長年のNEET生活の弊害が、こんなにも、でかいとは……。
そして俺は、軽く深呼吸をすると、アイスコーヒーを手に取り、それを一気に飲み干すと溜息を1つこぼした。
「ふう……」
ーーーーーーーーーーーーーーーー
NEETの自宅にて……。
「ふわぁ〜あ」
俺は、VRゴーグルを外し、ベッドから起き上がるとその足でリビングへと向かい、時計を確認した。
時刻は、午後11時を回っており、携帯には初音から5件の不在着信とLINEが……。
あいつ、意外とツンデレなのかもな……。
「にしても、結構インしてたな〜。さてとっ! 今日は、何にすっかなぁ〜」
俺は、身支度を済ませると、デリバリーイーツに電話をしてご飯を届けてもらうことにした。

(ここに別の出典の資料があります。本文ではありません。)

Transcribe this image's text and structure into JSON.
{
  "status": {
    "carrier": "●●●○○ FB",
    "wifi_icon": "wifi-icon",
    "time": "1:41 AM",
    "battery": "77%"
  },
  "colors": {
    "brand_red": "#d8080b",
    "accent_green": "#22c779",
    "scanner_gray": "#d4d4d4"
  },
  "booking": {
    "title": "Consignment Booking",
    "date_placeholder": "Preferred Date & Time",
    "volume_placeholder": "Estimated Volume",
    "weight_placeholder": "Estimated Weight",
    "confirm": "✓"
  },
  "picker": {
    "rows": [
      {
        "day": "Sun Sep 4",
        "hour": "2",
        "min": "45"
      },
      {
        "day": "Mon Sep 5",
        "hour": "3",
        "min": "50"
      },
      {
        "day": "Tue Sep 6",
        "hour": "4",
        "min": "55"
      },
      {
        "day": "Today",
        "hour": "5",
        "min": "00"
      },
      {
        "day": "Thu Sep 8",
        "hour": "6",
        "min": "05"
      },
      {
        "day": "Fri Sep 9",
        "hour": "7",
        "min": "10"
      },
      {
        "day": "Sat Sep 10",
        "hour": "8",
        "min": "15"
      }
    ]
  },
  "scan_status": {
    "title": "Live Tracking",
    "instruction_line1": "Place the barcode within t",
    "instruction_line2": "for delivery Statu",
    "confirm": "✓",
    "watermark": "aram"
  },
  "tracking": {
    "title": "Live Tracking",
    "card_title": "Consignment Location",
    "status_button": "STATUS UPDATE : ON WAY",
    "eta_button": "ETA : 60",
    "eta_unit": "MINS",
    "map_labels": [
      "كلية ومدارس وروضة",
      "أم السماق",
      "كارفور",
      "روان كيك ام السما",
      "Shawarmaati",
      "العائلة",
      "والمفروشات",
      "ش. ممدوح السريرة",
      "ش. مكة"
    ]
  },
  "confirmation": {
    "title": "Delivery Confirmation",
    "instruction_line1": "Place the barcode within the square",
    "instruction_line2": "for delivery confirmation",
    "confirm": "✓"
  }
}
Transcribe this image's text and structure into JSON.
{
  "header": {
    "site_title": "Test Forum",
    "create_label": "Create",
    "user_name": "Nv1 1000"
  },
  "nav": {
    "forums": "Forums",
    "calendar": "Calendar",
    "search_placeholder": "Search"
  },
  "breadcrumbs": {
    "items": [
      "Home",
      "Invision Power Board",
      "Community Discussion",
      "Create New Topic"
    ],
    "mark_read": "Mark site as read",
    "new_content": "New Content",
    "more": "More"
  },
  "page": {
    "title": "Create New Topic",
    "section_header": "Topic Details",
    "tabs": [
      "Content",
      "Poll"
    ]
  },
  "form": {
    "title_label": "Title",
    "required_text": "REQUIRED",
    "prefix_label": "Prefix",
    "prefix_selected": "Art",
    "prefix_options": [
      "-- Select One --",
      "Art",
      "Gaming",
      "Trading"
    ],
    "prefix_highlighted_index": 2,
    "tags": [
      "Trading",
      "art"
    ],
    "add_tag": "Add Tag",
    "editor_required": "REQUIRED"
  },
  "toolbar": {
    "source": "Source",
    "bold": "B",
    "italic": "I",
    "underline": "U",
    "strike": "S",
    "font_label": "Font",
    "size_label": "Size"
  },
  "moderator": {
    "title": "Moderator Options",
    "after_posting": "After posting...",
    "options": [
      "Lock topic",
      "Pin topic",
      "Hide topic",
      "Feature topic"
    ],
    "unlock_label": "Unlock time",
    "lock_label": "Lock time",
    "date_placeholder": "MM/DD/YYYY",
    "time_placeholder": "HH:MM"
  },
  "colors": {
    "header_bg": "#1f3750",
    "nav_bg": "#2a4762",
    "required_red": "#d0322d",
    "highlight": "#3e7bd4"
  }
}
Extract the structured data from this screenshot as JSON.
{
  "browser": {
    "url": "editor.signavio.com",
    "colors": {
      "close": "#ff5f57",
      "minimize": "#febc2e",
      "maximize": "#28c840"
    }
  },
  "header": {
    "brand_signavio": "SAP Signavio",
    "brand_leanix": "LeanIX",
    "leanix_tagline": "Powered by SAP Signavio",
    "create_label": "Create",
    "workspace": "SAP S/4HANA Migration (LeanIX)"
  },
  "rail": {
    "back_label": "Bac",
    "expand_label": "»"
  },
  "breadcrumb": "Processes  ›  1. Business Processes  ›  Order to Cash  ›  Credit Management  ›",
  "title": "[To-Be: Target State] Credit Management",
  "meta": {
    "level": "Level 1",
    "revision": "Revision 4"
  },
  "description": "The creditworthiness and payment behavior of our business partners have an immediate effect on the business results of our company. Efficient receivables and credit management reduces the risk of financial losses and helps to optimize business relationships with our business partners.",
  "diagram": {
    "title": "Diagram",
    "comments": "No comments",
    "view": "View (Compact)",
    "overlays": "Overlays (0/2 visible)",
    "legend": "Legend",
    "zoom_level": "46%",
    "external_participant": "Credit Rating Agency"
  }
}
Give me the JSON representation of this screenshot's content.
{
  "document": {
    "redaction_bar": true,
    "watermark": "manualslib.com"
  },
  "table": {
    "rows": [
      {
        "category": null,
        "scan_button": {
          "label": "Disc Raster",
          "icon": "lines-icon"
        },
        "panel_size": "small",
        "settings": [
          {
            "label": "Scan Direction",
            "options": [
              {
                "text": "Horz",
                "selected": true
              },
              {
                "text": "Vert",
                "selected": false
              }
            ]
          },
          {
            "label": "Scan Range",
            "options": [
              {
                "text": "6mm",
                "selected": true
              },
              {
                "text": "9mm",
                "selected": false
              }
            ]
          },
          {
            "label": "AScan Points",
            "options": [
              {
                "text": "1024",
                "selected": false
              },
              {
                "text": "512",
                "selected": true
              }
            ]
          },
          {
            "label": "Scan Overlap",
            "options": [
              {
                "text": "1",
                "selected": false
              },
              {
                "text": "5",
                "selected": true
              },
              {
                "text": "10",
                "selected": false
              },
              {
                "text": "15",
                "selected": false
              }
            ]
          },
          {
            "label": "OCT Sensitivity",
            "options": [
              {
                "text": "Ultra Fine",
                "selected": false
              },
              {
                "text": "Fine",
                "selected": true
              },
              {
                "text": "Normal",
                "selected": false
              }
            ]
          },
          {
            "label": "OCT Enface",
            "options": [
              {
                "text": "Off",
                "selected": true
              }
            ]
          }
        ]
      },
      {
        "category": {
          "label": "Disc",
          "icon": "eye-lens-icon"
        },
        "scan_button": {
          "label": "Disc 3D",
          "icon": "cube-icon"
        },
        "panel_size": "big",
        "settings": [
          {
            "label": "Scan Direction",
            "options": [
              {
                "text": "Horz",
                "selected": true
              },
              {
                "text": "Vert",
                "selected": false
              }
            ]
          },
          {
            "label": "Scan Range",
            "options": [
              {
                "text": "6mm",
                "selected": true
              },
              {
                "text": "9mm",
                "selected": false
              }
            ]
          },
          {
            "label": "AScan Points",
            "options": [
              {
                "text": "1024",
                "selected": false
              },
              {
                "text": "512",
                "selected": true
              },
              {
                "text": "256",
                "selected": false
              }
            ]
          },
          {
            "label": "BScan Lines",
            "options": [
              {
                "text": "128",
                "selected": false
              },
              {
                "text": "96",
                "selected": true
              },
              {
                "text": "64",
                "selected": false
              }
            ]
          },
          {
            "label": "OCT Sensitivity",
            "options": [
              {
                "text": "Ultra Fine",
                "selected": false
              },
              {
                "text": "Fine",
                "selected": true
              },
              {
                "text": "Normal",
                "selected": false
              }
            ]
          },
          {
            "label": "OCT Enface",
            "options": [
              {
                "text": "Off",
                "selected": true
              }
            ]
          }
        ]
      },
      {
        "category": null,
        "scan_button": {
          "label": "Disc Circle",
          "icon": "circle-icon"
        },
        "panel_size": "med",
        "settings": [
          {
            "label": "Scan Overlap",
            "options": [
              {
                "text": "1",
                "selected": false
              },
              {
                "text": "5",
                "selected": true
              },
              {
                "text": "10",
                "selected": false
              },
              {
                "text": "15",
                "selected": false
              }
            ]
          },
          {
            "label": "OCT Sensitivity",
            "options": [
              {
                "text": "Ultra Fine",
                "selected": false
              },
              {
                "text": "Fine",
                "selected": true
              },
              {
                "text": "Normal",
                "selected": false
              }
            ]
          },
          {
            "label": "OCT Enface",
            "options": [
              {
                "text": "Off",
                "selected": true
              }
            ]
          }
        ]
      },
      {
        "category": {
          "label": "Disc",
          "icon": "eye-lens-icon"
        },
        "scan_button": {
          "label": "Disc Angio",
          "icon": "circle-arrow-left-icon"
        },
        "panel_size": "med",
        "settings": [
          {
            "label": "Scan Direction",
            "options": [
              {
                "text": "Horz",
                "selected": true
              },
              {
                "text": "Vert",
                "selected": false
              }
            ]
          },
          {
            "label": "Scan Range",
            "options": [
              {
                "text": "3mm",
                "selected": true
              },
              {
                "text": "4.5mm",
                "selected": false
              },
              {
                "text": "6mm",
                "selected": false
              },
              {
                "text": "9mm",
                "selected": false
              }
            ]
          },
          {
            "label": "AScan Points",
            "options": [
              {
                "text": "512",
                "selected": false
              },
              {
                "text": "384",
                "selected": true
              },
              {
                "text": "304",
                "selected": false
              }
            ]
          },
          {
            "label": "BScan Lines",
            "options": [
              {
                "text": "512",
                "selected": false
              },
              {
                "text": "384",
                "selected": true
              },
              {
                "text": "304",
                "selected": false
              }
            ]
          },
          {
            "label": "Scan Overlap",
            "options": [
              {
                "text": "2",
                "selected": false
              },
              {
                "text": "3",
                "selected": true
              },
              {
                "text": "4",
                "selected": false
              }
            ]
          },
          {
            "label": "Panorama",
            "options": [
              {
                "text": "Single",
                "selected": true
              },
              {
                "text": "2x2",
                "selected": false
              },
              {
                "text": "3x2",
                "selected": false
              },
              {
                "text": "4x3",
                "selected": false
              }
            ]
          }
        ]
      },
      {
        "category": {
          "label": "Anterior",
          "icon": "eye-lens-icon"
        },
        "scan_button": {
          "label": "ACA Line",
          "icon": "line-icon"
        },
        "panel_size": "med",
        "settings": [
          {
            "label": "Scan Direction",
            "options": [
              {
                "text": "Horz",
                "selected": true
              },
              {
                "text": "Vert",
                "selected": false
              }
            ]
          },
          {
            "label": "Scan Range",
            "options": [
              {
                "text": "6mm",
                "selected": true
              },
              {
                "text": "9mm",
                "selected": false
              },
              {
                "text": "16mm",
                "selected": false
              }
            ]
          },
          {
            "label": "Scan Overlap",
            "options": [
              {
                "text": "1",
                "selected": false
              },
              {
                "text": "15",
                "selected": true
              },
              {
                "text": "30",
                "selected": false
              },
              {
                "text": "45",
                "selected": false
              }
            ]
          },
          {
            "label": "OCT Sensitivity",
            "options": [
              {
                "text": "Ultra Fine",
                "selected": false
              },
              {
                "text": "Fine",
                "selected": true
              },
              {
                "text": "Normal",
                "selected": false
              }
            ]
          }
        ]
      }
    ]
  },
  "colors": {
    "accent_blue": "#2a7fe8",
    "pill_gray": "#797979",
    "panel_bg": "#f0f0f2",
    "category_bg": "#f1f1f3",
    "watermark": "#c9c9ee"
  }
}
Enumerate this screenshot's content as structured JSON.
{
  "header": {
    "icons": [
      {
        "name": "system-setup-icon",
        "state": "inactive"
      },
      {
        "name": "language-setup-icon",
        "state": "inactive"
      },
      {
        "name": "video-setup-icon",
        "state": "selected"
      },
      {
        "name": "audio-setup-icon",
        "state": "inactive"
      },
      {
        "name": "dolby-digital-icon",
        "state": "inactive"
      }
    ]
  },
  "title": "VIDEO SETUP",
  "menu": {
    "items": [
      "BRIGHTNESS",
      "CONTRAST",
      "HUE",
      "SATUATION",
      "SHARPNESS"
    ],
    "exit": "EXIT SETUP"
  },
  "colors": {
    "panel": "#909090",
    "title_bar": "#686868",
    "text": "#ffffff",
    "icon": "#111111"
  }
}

今日の夜飯は、ナポリタンスパゲッティとポテトサラダだ。
「うぉお! 美味そう! いっただっきま〜す!」
あの後、公式PVPイベントが1週間後に開催されるとの情報がワールドチャットで流れたので、俺は準備をする為に、2人より先にログアウトすることにした。
今回の内容は、前大会のようなポイント制ではなく、バトルロワイヤル形式で行われるらしい。
まぁ、俺はいつも通りやるだけだが……。
「にしても……闇ドルさん……綺麗だったなぁ……」
俺は1人、まだ余韻に浸っていた……。
to be continued……。